07:01Avrebbe dovuto vincere l'Oscar e poi per ragioni che non si sanno,
07:04che nessuno vi ha mai ben capito, l'Oscar non lo ricevette per quello,
07:08ma lo ricevette poi successivamente due volte per The Eight to Late di Tarantino
07:12e poi finalmente l'Oscar alla carriera.
07:15Qualche volta abbiamo l'impressione che soprattutto sui premi Oscar
07:19vadano un po' a rimediare, no?
07:21E che magari quel premio Oscar che arriva in un anno
07:23forse è più per anni antecedenti che non, come dire, si va a mettere la famosa pezza.
07:28Non so se è il caso, ma comunque...
07:30Ma sì, sicuramente, questi sono i misteri dell'Academy, no?
07:33E quindi non entriamo nel merito di questa cosa che è molto complessa da valutare.
07:37Quell'anno vinse per esempio una colonna sonora di Harvey Ancock
07:41che è un genio, lo sappiamo tutto, però c'era una parte di musica non originale.

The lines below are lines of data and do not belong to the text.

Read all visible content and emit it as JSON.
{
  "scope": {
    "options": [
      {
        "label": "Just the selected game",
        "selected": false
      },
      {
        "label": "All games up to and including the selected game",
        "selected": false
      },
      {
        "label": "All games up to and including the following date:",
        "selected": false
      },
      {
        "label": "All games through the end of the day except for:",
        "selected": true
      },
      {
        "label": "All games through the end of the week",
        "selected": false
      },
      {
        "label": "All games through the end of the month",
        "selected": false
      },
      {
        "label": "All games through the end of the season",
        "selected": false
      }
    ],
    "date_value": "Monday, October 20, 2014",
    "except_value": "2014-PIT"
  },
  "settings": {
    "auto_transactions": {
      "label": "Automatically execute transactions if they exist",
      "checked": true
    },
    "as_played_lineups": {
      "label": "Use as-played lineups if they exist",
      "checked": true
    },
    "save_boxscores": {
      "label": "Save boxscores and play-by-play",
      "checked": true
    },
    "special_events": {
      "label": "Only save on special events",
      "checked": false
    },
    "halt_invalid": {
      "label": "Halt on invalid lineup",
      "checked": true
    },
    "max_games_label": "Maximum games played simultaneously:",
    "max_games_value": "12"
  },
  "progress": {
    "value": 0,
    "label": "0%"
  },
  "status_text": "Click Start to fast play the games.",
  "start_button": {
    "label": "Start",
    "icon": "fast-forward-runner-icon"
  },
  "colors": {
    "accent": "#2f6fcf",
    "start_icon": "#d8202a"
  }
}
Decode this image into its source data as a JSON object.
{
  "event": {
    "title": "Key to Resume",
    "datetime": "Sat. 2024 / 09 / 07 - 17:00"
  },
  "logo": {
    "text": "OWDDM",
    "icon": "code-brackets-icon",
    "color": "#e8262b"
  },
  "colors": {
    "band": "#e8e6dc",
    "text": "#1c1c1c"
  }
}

07:46Insomma, è stata un po' una scelta un po' strana,
07:49perché sicuramente Ennio Morricone se l'aspettava,
07:51perché scrisse veramente un capolavoro.
07:53Lui aveva deciso di finire la sua esperienza con il cinema
07:57per dedicarsi solo alla musica del concerto
07:59e poi ricevette questa telefonata da Roland Joffet,
08:02che è stato regista di questo colosso,
08:05e poi decise quindi di dare la musica su tanta insistenza da parte del regista
08:10e quindi decise di fare questo.
08:12Ma tu che sei tutto, di Ennio Morricone?
08:14Ti ricordi se ha avuto un'area...
08:16Perché poi non è che avesse un carattere proprio che si sottraeva al commento.
08:22Aveva commentato il dispiacere o l'aveva lasciata andare via così,
08:26per tua conoscenza?
08:27Ma questo, guarda, non lo so esattamente.
08:30Quello che credo sia innegabile è che lui comunque si aspettava,
08:34perché si aspettava quel premio perché era conscio
08:36ad avere scritto un capolavoro, perché Mission è veramente un capolavoro,
08:40è un capolavoro di contrapunto, un capolavoro timbrico,
08:44ha dei temi che sono estremamente emozionanti,
08:47vabbè, ma non solamente Gabriel Sobo e anche tutti i temi di Mission,
08:51per esempio anche Nuovo Cinema Paradiso, no?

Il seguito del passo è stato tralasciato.